Improving The CDN Model With DNS

CNBC|cnbc.com|HQ: Englewood Cliffs, NJ|Founded In 1989| Industry: Media

Hundreds of millions of people around the world turn to CNBC for business news, breaking news, and up to the minute updates. Like many other large websites, CNBC relies on a content delivery network (CDN) and unsatisfied with our rate of service, we started looking to see if we could improve this model.

Our criteria was to:

  • improve response time
  • have better control over web traffic (real time reporting, change management, and alerting)
  • better utilize our internal data centers and their infrastructure
  • shield users from any troubles at the origin infrastructure
  • be cost effective

After researching the market in 2012, I looked to Dyn, a company I had began building a relationship with following a 2009 conference. At the time, they had started offering a geolocation load balancing solution powered by an anycast network. The distributed nature of that DNS presence was a key component of what we were trying to achieve: to steer users to their geographically closest origin point.

The traffic balancing rules could be very flexible. For example:

  • send 70% of US east coast traffic to origin point A, 30% to a CDN
  • send 50% of US west coast traffic to origin point B, 25% to C, and the rest to a CDN
  • send everything in the European Union to origin point D
  • send everything in Asia to a separate CDN

Other Managed DNS services from Dyn features we liked were automatic monitoring, failover, alerting and traffic reporting — all via a flexible and easy-to-use web portal.
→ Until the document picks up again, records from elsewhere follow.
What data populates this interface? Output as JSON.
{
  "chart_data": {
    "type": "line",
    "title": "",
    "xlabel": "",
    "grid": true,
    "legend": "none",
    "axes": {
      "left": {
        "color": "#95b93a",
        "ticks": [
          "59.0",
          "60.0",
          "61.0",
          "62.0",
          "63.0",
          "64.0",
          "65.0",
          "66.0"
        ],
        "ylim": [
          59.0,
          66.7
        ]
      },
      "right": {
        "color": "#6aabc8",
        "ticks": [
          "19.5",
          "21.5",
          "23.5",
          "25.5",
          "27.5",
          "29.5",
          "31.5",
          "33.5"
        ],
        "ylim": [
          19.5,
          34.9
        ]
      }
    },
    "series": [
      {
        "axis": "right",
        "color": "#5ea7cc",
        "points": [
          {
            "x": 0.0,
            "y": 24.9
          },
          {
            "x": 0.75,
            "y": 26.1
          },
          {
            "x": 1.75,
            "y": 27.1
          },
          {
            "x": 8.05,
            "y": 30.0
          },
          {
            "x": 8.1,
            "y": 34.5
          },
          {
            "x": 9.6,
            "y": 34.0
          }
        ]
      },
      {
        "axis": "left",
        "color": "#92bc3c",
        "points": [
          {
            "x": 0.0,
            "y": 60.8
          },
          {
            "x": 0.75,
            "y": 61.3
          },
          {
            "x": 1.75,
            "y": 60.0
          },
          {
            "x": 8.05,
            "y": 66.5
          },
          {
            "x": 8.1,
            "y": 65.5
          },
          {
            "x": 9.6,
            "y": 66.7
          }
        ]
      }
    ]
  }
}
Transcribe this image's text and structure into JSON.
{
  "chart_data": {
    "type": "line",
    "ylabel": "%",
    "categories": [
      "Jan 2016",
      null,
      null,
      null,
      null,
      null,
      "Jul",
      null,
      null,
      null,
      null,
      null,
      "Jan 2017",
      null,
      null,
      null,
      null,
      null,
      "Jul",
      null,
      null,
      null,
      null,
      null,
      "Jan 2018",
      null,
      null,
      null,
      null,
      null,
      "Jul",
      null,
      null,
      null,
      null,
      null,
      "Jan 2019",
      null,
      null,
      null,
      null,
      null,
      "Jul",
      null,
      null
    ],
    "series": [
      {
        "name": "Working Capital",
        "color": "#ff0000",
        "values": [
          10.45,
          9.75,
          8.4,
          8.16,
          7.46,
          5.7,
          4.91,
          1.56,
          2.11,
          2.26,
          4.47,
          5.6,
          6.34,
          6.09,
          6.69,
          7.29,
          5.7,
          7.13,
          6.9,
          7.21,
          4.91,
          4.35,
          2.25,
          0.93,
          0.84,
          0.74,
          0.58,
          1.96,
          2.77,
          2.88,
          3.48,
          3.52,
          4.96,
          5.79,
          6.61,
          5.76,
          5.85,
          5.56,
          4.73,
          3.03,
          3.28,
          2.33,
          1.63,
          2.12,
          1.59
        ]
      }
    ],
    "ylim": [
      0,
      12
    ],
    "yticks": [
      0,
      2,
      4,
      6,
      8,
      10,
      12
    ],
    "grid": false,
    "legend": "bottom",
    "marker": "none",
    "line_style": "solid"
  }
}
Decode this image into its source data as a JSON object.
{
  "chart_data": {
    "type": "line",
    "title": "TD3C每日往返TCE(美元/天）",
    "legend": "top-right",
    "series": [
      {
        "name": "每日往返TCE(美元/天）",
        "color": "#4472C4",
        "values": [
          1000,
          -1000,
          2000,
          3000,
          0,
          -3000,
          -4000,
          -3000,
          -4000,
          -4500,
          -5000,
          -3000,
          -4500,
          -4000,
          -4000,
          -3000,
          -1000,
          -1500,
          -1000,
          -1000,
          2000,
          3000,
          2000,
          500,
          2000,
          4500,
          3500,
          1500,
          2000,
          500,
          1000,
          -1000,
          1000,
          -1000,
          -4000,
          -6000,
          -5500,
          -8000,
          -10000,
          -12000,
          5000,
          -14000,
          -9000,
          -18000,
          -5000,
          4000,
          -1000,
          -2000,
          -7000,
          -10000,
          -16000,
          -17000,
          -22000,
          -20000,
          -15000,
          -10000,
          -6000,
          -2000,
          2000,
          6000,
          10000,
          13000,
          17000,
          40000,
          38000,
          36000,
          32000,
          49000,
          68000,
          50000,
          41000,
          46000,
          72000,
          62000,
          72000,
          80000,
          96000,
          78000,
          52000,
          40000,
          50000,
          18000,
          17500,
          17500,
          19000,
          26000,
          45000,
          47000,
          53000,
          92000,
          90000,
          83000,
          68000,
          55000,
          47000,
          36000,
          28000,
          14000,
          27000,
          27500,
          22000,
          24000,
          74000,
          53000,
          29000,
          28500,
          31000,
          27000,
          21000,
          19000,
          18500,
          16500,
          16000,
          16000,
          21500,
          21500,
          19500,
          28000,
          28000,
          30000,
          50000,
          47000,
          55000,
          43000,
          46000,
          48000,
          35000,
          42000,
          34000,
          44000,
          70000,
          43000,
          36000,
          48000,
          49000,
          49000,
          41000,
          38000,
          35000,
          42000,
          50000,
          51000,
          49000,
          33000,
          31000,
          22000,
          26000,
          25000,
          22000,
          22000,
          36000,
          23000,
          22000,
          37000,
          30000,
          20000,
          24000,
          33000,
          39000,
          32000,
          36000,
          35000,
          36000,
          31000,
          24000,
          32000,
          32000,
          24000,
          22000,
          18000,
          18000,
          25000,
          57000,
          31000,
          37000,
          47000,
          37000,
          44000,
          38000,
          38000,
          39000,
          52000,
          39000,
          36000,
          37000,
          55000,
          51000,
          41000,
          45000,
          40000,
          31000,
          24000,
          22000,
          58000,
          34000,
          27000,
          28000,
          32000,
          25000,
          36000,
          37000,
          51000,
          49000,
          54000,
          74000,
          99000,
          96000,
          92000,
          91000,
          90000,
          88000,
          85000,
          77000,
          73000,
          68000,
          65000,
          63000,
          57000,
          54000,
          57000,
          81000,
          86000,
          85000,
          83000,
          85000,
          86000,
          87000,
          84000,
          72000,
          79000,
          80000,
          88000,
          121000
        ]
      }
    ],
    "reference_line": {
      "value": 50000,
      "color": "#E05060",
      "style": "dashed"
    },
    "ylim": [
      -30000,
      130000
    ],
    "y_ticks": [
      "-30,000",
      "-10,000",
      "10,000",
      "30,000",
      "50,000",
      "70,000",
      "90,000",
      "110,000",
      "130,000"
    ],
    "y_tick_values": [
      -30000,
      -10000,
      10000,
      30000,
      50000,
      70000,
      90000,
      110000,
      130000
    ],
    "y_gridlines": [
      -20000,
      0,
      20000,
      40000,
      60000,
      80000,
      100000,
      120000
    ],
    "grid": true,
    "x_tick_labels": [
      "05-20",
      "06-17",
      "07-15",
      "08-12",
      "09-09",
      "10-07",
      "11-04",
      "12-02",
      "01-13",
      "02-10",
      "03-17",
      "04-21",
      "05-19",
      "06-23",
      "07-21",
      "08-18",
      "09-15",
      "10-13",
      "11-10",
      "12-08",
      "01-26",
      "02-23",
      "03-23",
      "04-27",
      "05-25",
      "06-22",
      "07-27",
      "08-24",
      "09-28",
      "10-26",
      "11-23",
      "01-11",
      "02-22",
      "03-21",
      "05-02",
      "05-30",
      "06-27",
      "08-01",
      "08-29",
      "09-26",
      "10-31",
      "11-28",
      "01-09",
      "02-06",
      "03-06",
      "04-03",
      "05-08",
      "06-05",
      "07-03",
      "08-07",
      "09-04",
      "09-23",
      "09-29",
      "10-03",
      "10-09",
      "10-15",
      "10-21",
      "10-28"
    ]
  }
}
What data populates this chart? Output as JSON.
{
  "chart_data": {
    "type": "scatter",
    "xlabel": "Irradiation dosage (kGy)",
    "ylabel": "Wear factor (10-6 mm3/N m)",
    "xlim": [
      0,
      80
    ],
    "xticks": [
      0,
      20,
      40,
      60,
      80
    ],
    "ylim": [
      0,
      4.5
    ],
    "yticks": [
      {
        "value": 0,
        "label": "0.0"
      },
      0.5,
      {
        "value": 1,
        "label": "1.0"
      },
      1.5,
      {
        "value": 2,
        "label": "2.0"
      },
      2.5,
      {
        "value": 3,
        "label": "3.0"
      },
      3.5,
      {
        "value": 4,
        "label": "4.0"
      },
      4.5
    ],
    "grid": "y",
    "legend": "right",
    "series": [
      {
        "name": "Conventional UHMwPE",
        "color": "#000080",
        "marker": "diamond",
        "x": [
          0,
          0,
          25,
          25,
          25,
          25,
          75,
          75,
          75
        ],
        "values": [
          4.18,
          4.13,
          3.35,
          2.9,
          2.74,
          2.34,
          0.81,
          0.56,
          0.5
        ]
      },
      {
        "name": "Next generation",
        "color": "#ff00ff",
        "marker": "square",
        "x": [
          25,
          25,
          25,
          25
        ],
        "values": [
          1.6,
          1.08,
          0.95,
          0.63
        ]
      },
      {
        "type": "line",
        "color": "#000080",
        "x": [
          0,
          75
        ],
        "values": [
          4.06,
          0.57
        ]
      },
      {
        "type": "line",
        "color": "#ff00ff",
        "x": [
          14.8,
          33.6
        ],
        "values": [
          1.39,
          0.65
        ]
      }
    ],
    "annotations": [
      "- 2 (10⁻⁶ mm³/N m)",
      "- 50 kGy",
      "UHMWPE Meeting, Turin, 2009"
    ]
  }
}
A Non-Scientific Explanation Of How Anycast Works

In principle, to direct a user to the geographically closest origin point, one has to have an idea as to the user’s location. A very traditional way of doing that required some form of a database mapping IP addresses to locations. Such databases are widely available and used in all sorts of products, including geo-targeted ads.

A very different, albeit less granular, way to accomplish the same thing is to use Internet routing (BGP protocol) to advertise routes to the same IP addresses from multiple points of presence.

For example, let’s imagine one has four DNS clusters, each cluster containing 4 nodes with IPs of 1.1.1.1, .2,.3 and .4. Each cluster is positioned at a major peering point: US east coast and west coasts, one in EU, and one in Asia. From each location, one advertises (via BGP) the same subnet with our DNS servers on it. Mission accomplished!

Through the magic of routing, users in Asia will have their DNS requests come to one’s DNS servers in Asia, EU to EU and so on. It is easy to see how this implied knowledge of a requestor’s geolocation can now be used to direct their traffic in a certain, location-specific way.

We use a lower value of DNS TTL setting, so that we can assure any DNS changes take place within a reasonably short amount of time.

Put a different way: when a user wants to visit www.cnbc.com, his/her browser requests DNS resolution for www.cnbc.com. The DNS request will naturally flow to the closest Dyn data center where the DNS servers at the said data center have implied awareness of their location. Based on that, the DNS server infers that the requests are also coming from users in the same geo area and based on that and the set of rules we configured, it directs the requesting user to the proper origin point for www.cnbc.com.

For origin points, we’ve chosen our own data centers, each with multiple gigabits of egress capacity, in the US east and west coasts.


The Results

  • We were able to shave about 1 second (about 30%!) off page load times, as reported by Keynote.
  • Our CDN traffic has seen about 80% reduction as well, complete with 80% reduction in CDN fees.
  • The load on our CMS (Content Management System) infrastructure has dropped by more than 80%, resulting in a positive impact on the overall stability of our CMS environment.
  • We now have a complete, real-time view of traffic down to RPS (Requests Per Second), response time, number of connections, cached responses, and more.
  • We can now report, chart, and alert on traffic parameters, all in real-time.
  • We are better utilizing our own data centers’ capacity.
  • We now have the ability to instantaneously affect our caching rules or load distribution.
  • We still have a CDN configured as an overflow/safety valve, just in case.

The load balancing features within Managed DNS services from Dyn, along with aiScaler’s proven caching software, have enabled a top-tier financial news website to shave 30% off response time and save money, while experiencing better real-time monitoring, reporting, and alerting setups.